Will Filing for Social Security Disability Create Problems in my Workers’ Compensation Case?
As you may know, Social Security offers a disability program that provides benefits and Medicare or Medicaid to disabled persons. Unlike Social Security retirement, Social Security disability is not dependent on your age - you can collect if you meet Social Security’s definition of disability.
If you are found eligible for SSDI (the disability program based on your earnings record), you become eligible for Medicare 24 months after the date of your first SSDI payment. If you are found eligible for SSI (the disability program for low income applicants), you become eligible for Medicaid immediately.
If you have been seriously injured at work, you may very well meet Social Security’s definition of disability. Recognize, however that the definitions of “disability” used by Social Security is not the same as “disability” for Georgia workers’ compensation purposes.
For example, in the Social Security disability system, there is no “partial” disability. Georgia workers’ compensation law, however, does recognize both total and partial disabilities - you can get workers compensation benefits while on a light duty restriction.
Should You Apply for Social Security Disability? Often, it can make sense to apply for Social Security disability, but I suggest that you speak with your workers’ compensation lawyer before doing so. Why? As a workers’ compensation claimant, you need to be concerned with something called the “Medicare set aside.”

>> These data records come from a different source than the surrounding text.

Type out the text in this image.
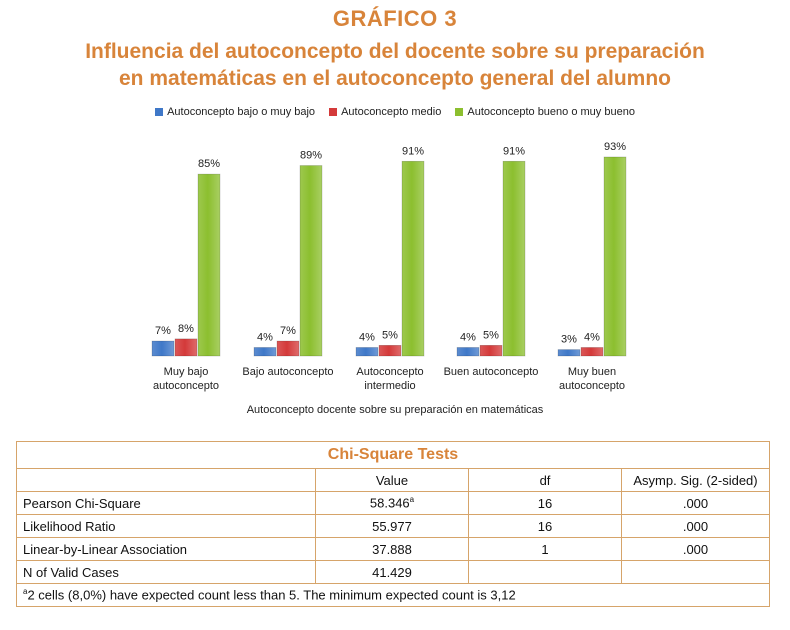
GRÁFICO 3
Influencia del autoconcepto del docente sobre su preparación
en matemáticas en el autoconcepto general del alumno
Autoconcepto bajo o muy bajo Autoconcepto medio Autoconcepto bueno o muy bueno
7% 8%
85%
Muy bajo autoconcepto
4%
7%
89%
Bajo autoconcepto
4% 5%
91%
Autoconcepto intermedio
4% 5%
91%
Buen autoconcepto
3% 4%
93%
Muy buen autoconcepto
Autoconcepto docente sobre su preparación en matemáticas
Chi-Square Tests			
	Value	df	Asymp. Sig. (2-sided)
Pearson Chi-Square	58.346$^a$	16	.000
Likelihood Ratio	55.977	16	.000
Linear-by-Linear Association	37.888	1	.000
N of Valid Cases	41.429		
$^a$2 cells (8,0%) have expected count less than 5. The minimum expected count is 3,12			
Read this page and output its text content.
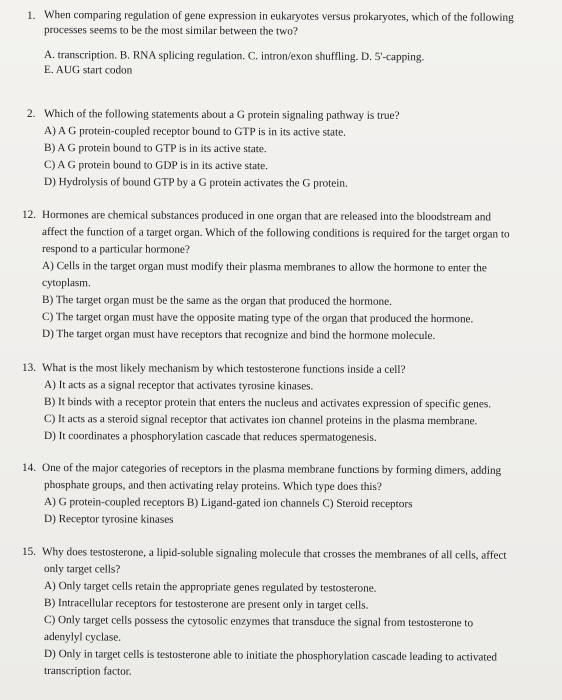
1. When comparing regulation of gene expression in eukaryotes versus prokaryotes, which of the following
processes seems to be the most similar between the two?
A. transcription. B. RNA splicing regulation. C. intron/exon shuffling. D. 5'-capping.
E. AUG start codon
2. Which of the following statements about a G protein signaling pathway is true?
A) A G protein-coupled receptor bound to GTP is in its active state.
B) A G protein bound to GTP is in its active state.
C) A G protein bound to GDP is in its active state.
D) Hydrolysis of bound GTP by a G protein activates the G protein.
12. Hormones are chemical substances produced in one organ that are released into the bloodstream and
affect the function of a target organ. Which of the following conditions is required for the target organ to
respond to a particular hormone?
A) Cells in the target organ must modify their plasma membranes to allow the hormone to enter the
cytoplasm.
B) The target organ must be the same as the organ that produced the hormone.
C) The target organ must have the opposite mating type of the organ that produced the hormone.
D) The target organ must have receptors that recognize and bind the hormone molecule.
13. What is the most likely mechanism by which testosterone functions inside a cell?
A) It acts as a signal receptor that activates tyrosine kinases.
B) It binds with a receptor protein that enters the nucleus and activates expression of specific genes.
C) It acts as a steroid signal receptor that activates ion channel proteins in the plasma membrane.
D) It coordinates a phosphorylation cascade that reduces spermatogenesis.
14. One of the major categories of receptors in the plasma membrane functions by forming dimers, adding
phosphate groups, and then activating relay proteins. Which type does this?
A) G protein-coupled receptors B) Ligand-gated ion channels C) Steroid receptors
D) Receptor tyrosine kinases
15. Why does testosterone, a lipid-soluble signaling molecule that crosses the membranes of all cells, affect
only target cells?
A) Only target cells retain the appropriate genes regulated by testosterone.
B) Intracellular receptors for testosterone are present only in target cells.
C) Only target cells possess the cytosolic enzymes that transduce the signal from testosterone to
adenylyl cyclase.
D) Only in target cells is testosterone able to initiate the phosphorylation cascade leading to activated
transcription factor.
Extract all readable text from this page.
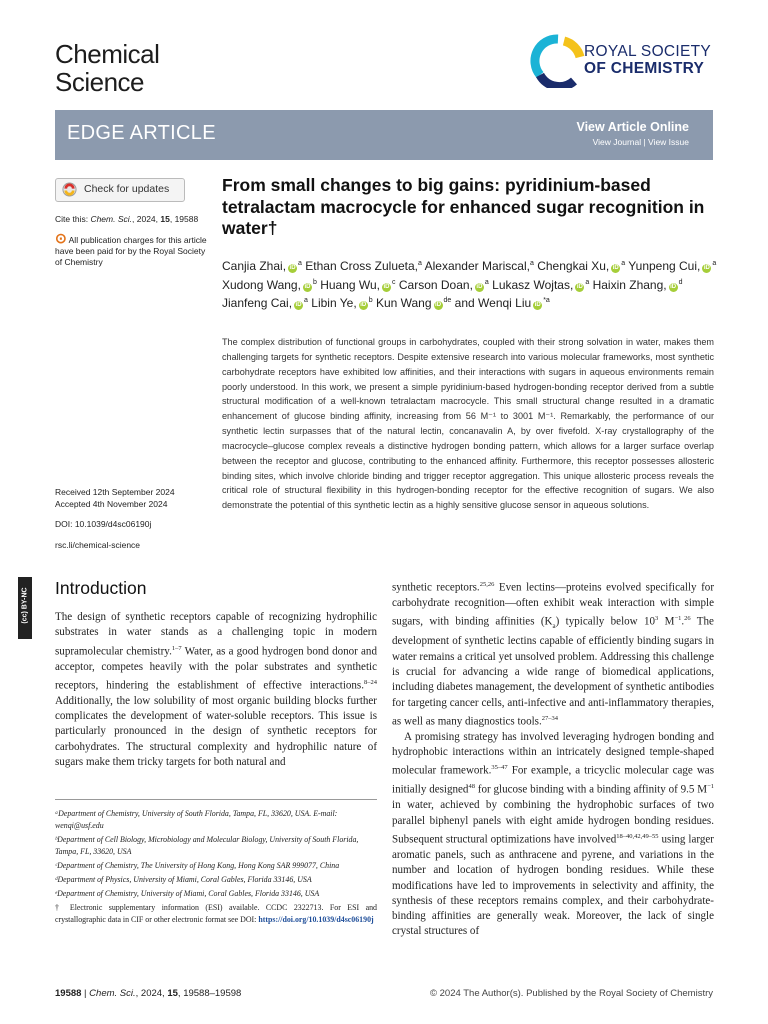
Chemical
Science
ROYAL SOCIETY
OF CHEMISTRY
EDGE ARTICLE	View Article Online
View Journal | View Issue
Check for updates
Cite this: Chem. Sci., 2024, 15, 19588
⊙ All publication charges for this article
have been paid for by the Royal Society
of Chemistry
Received 12th September 2024
Accepted 4th November 2024
DOI: 10.1039/d4sc06190j
rsc.li/chemical-science
From small changes to big gains: pyridinium-based tetralactam macrocycle for enhanced sugar recognition in water†
Canjia Zhai, $iD^a$ Ethan Cross Zulueta,$^a$ Alexander Mariscal,$^a$ Chengkai Xu, $iD^a$ Yunpeng Cui, $iD^a$ Xudong Wang, $iD^b$ Huang Wu, $iD^c$ Carson Doan, $iD^a$ Lukasz Wojtas, $iD^a$ Haixin Zhang, $iD^d$ Jianfeng Cai, $iD^a$ Libin Ye, $iD^b$ Kun Wang $iD^{de}$ and Wenqi Liu $iD^{*a}$
The complex distribution of functional groups in carbohydrates, coupled with their strong solvation in water, makes them challenging targets for synthetic receptors. Despite extensive research into various molecular frameworks, most synthetic carbohydrate receptors have exhibited low affinities, and their interactions with sugars in aqueous environments remain poorly understood. In this work, we present a simple pyridinium-based hydrogen-bonding receptor derived from a subtle structural modification of a well-known tetralactam macrocycle. This small structural change resulted in a dramatic enhancement of glucose binding affinity, increasing from 56 M⁻¹ to 3001 M⁻¹. Remarkably, the performance of our synthetic lectin surpasses that of the natural lectin, concanavalin A, by over fivefold. X-ray crystallography of the macrocycle–glucose complex reveals a distinctive hydrogen bonding pattern, which allows for a larger surface overlap between the receptor and glucose, contributing to the enhanced affinity. Furthermore, this receptor possesses allosteric binding sites, which involve chloride binding and trigger receptor aggregation. This unique allosteric process reveals the critical role of structural flexibility in this hydrogen-bonding receptor for the effective recognition of sugars. We also demonstrate the potential of this synthetic lectin as a highly sensitive glucose sensor in aqueous solutions.
(cc) BY-NC Introduction

The design of synthetic receptors capable of recognizing hydrophilic substrates in water stands as a challenging topic in modern supramolecular chemistry.$^{1-7}$ Water, as a good hydrogen bond donor and acceptor, competes heavily with the polar substrates and synthetic receptors, hindering the establishment of effective interactions.$^{8-24}$ Additionally, the low solubility of most organic building blocks further complicates the development of water-soluble receptors. This issue is particularly pronounced in the design of synthetic receptors for carbohydrates. The structural complexity and hydrophilic nature of sugars make them tricky targets for both natural and

ᵃDepartment of Chemistry, University of South Florida, Tampa, FL, 33620, USA. E-mail: wenqi@usf.edu

ᵇDepartment of Cell Biology, Microbiology and Molecular Biology, University of South Florida, Tampa, FL, 33620, USA

ᶜDepartment of Chemistry, The University of Hong Kong, Hong Kong SAR 999077, China

ᵈDepartment of Physics, University of Miami, Coral Gables, Florida 33146, USA

ᵉDepartment of Chemistry, University of Miami, Coral Gables, Florida 33146, USA

† Electronic supplementary information (ESI) available. CCDC 2322713. For ESI and crystallographic data in CIF or other electronic format see DOI: https://doi.org/10.1039/d4sc06190j

synthetic receptors.$^{25,26}$ Even lectins—proteins evolved specifically for carbohydrate recognition—often exhibit weak interaction with simple sugars, with binding affinities $(K_a)$ typically below $10^3$ $M^{-1}.^{26}$ The development of synthetic lectins capable of efficiently binding sugars in water remains a critical yet unsolved problem. Addressing this challenge is crucial for advancing a wide range of biomedical applications, including diabetes management, the development of synthetic antibodies for targeting cancer cells, anti-infective and anti-inflammatory therapies, as well as many diagnostics tools.$^{27-34}$

A promising strategy has involved leveraging hydrogen bonding and hydrophobic interactions within an intricately designed temple-shaped molecular framework.$^{35-47}$ For example, a tricyclic molecular cage was initially designed$^{48}$ for glucose binding with a binding affinity of 9.5 $M^{-1}$ in water, achieved by combining the hydrophobic surfaces of two parallel biphenyl panels with eight amide hydrogen bonding residues. Subsequent structural optimizations have involved$^{18-40,42,49-55}$ using larger aromatic panels, such as anthracene and pyrene, and variations in the number and location of hydrogen bonding residues. While these modifications have led to improvements in selectivity and affinity, the synthesis of these receptors remains complex, and their carbohydrate-binding affinities are generally weak. Moreover, the lack of single crystal structures of

19588 | Chem. Sci., 2024, 15, 19588–19598	© 2024 The Author(s). Published by the Royal Society of Chemistry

What is a Medicare Set Aside (MSA)
and How Does it Affect Me?
Medicare - the federal government health care benefit program - is running out of money. They want to force injured workers and workers compensation insurance companies to pay for medical care associated with work injuries instead of putting that financial obligation on Medicare.
When you settle your workers’ compensation case, the insurance company’s responsibility usually comes to an end. Under the Medicare set-aside rules, part of your settlement must be “set aside” to cover anticipated future medical costs. In other words, when you settle, some of the settlement money that would otherwise go to you instead goes to a separate account that will be used to pay for future medical costs. Medicare does not want you to “shift” responsibility for future medicare for medical care arising from your work injury.
Medicare Set Asides in Georiga workers’ compensation cases are calculated on a case by case basis. If you file for Social Security disability before your workers’ compensation case settles, you are basically telling Medicare that you expect to be a Medicare recipient in the future. Medicare will then demand a larger set aside from your workers’ compensation settlement - and you will get less cash in pocket.
If you wait until after your workers’ compensation case settles before applying for Social Security disability, then more of your workers’ comp. settlement may end up in your pocket. However, you may have to wait 30 months before applying for Social Security disability once you settle the workers’ compensation case if the only reason you are filing is due to the work injury and not another non-work related medical condition.
On the other hand, you can lose your eligibility for Social Security disability if you wait too long after you stop working to file. In addition, Social Security benefits will be offset by workers’ compensation, meaning that it may be difficult to find a lawyer to assist you with Social Security under a straight contingency fee contract.
As you can see, the question of if and when to file for Social Security disability can be very confusing. I advise my clients to come to me before filing for Social Security so I can advise them of their options.